Третий экземпляр начал свое путешествие в Москву…
Йозеф передавал свою информацию на протяжении многих месяцев 1943 года. Командование теперь располагало подробнейшими данными о всех поездах, миновавших Здолбуново. Радисты Лидия Шерстнева, испанка Ивонна, Марина Ких, Валя Осмолова, Аня Беспояско, Иван Строков, Виктор Орлов стали самыми занятыми людьми в отряде: ежедневно по нескольку часов, подменяя друг друга, они зашифровывали и передавали в Москву полные и совершенно точные сведения о прохождении фашистских транспортов через важный железнодорожный узел в тылу врага. Командир радиовзвода Лидия Шерстнева, отстукивая бесконечные шифровки, даже ворчала порой на обилие работы. Но сама она отлично понимала, что чем дольше ей и ее боевым товарищам приходится сидеть за ключом, тем меньше вражеских эшелонов доберется до фронта, тем легче нашему войсковому командованию будет предупредить замыслы врага, тем больше фашистов найдет смерть на советской земле.
Система «Йозеф – Иванов» была отработана настолько безукоризненно, что за все время своего существования не дала ни единой осечки. Ни одной гестаповской либо абверовской ищейке так и не удалось обнаружить, что секретнейшая военная информация утекает из комнаты со стальными решетками на окнах, в которой работал образцовый военный оператор.
К сожалению, в дни стремительного наступления Красной Армии на запад следы Йозефа затерялись.
…С тех пор, как фронт стал неудержимо откатываться на Запад, значительная часть здолбуновского подполья по сигналу командования смогла переключиться на диверсионную работу.
Красноголовец и его товарищи начали с ключевого объекта – паровозного депо. Они так рьяно взялись за ремонт паровозов, что их простой стал измеряться огромной цифрой в тысячи паровозо-часов. Фактически из всего подвижного состава немцы могли использовать не больше половины. Организацию снабдили маленькими, но чрезвычайно мощными и весьма удобными для работы магнитными минами. И начались взрывы…

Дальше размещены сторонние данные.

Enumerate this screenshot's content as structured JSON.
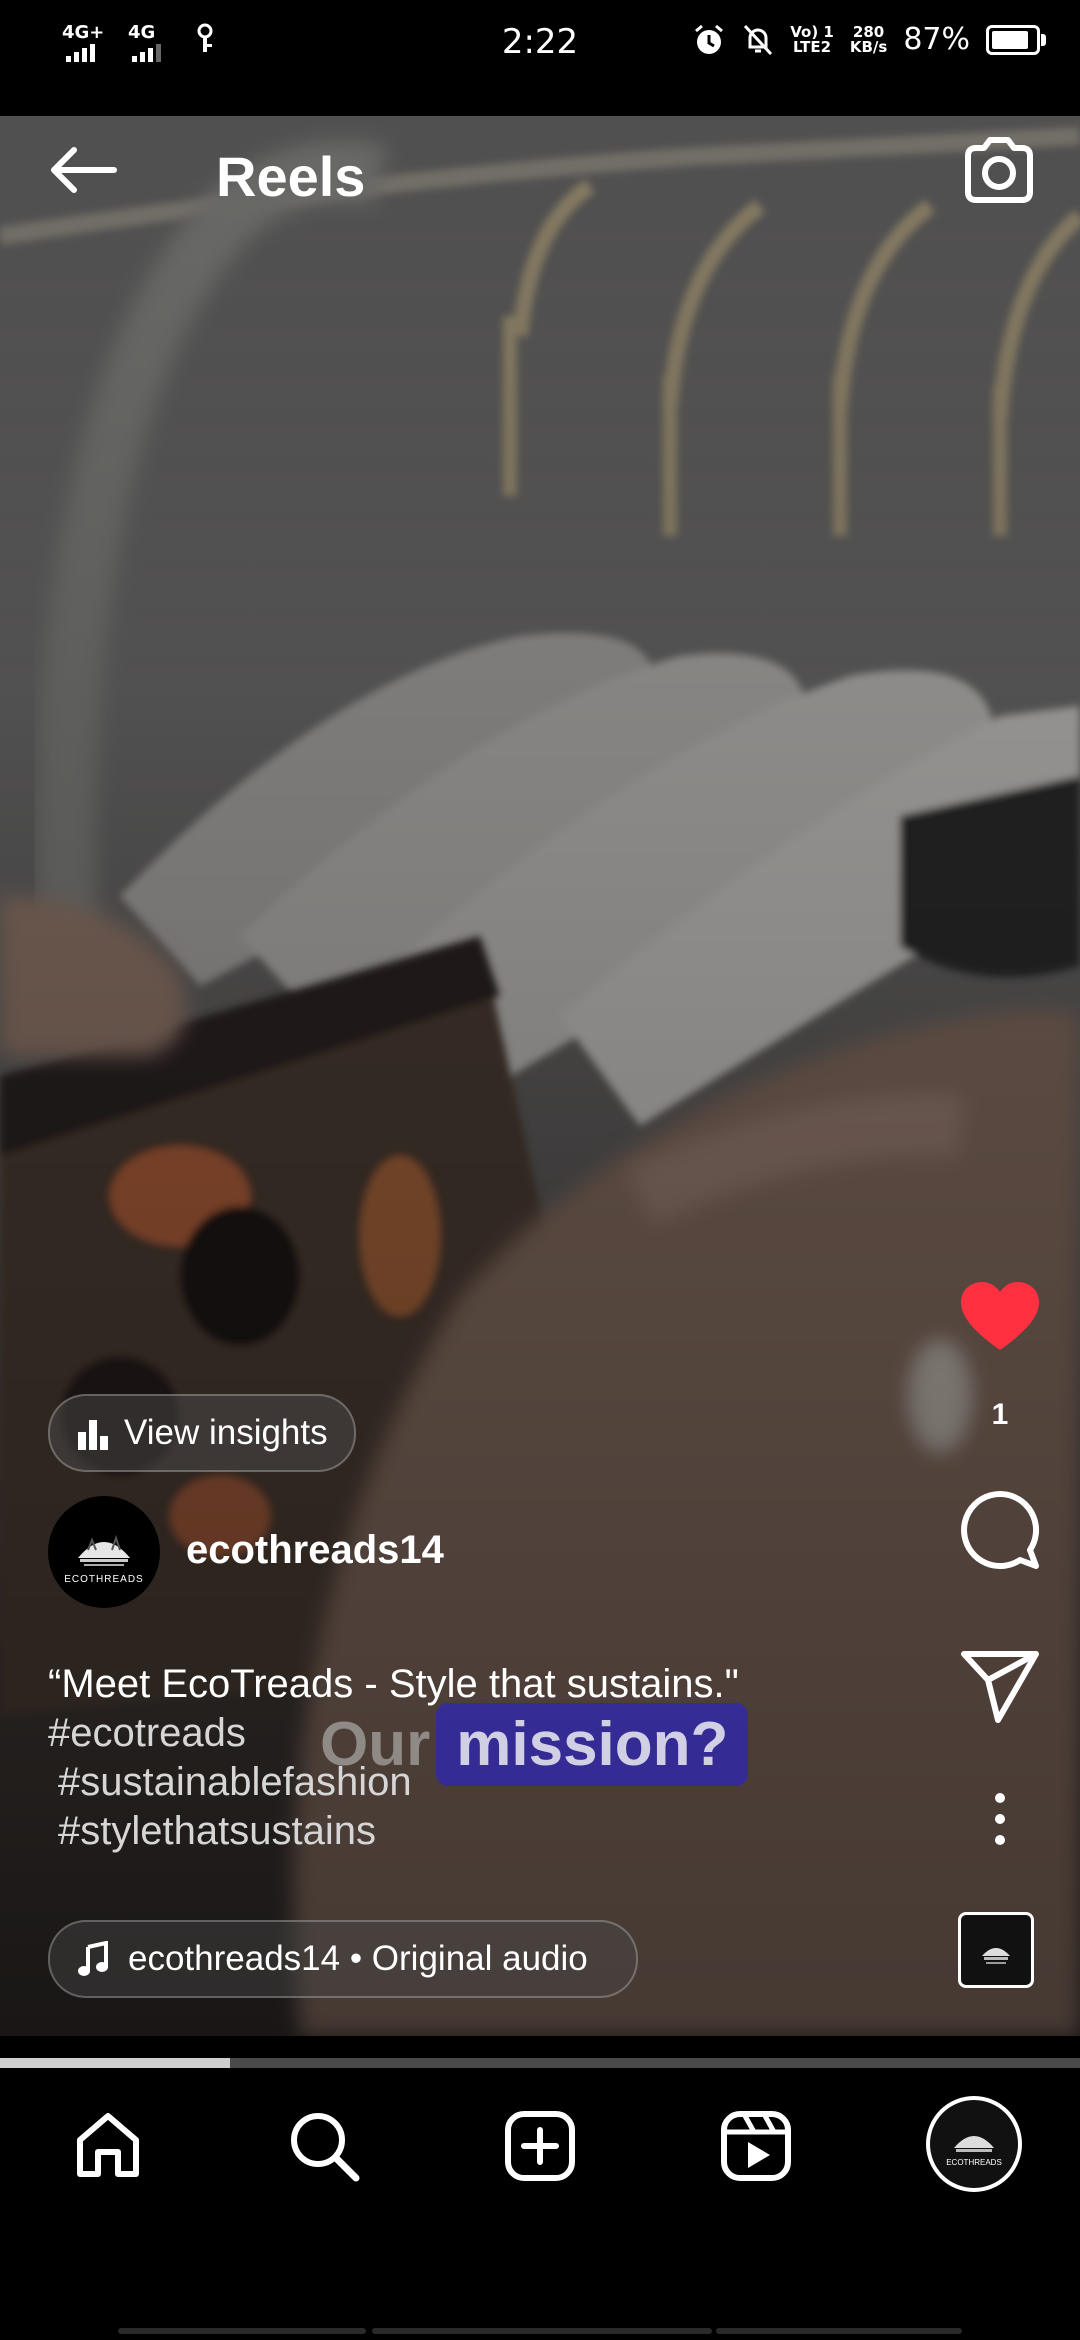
{
  "status_bar": {
    "network1": "4G+",
    "network2": "4G",
    "time": "2:22",
    "volte": "Vo) 1",
    "lte": "LTE2",
    "speed_value": "280",
    "speed_unit": "KB/s",
    "battery_percent": "87%",
    "battery_level": 0.87
  },
  "header": {
    "title": "Reels",
    "back_icon": "arrow-left-icon",
    "camera_icon": "camera-icon"
  },
  "actions": {
    "like_count": "1",
    "like_color": "#ff3040",
    "icons": [
      "heart-icon",
      "comment-icon",
      "share-icon",
      "more-icon"
    ]
  },
  "post": {
    "insights_label": "View insights",
    "username": "ecothreads14",
    "avatar_brand": "ECOTHREADS",
    "caption": "“Meet EcoTreads - Style that sustains.\"",
    "hashtags": [
      "#ecotreads",
      "#sustainablefashion",
      "#stylethatsustains"
    ],
    "overlay_word1": "Our",
    "overlay_word2": "mission?",
    "audio_label": "ecothreads14 • Original audio"
  },
  "progress": {
    "fraction": 0.213
  },
  "nav": {
    "items": [
      "home-icon",
      "search-icon",
      "create-icon",
      "reels-icon",
      "profile-avatar"
    ],
    "profile_brand": "ECOTHREADS"
  },
  "colors": {
    "accent": "#ff3040",
    "overlay_highlight": "#3026af"
  }
}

…Вдоль состава, груженного боеприпасами и техникой, идет человек в старой, лоснящейся спецовке, В руке у него молоток на длинной деревянной ручке. Через каждые несколько шагов он останавливается, и раздается звонкое «тук-тук»! Звук чистый – значит, скат в порядке. Осмотрщик идет дальше. Обычная, привычная картина. Она не вызывает ни малейшего интереса у часовых на тормозных площадках. Грязно-серые мундиры, толстой кожи сапоги с нерусскими широкими голенищами, глубокие горшки касок. На шее автоматы. Вся станция забита охранниками. Кажется, что от их колючих взглядов не укроется ничто. И все же укрывается самое главное: точно рассчитанным движением осмотрщик выхватывает из-за пазухи плоский темный брусок и пришлепывает его под буксу. Брусок прилипает – голыми руками не отдерешь. И снова тук-тук, тук-тук! Вроде бы ничего и не изменилось.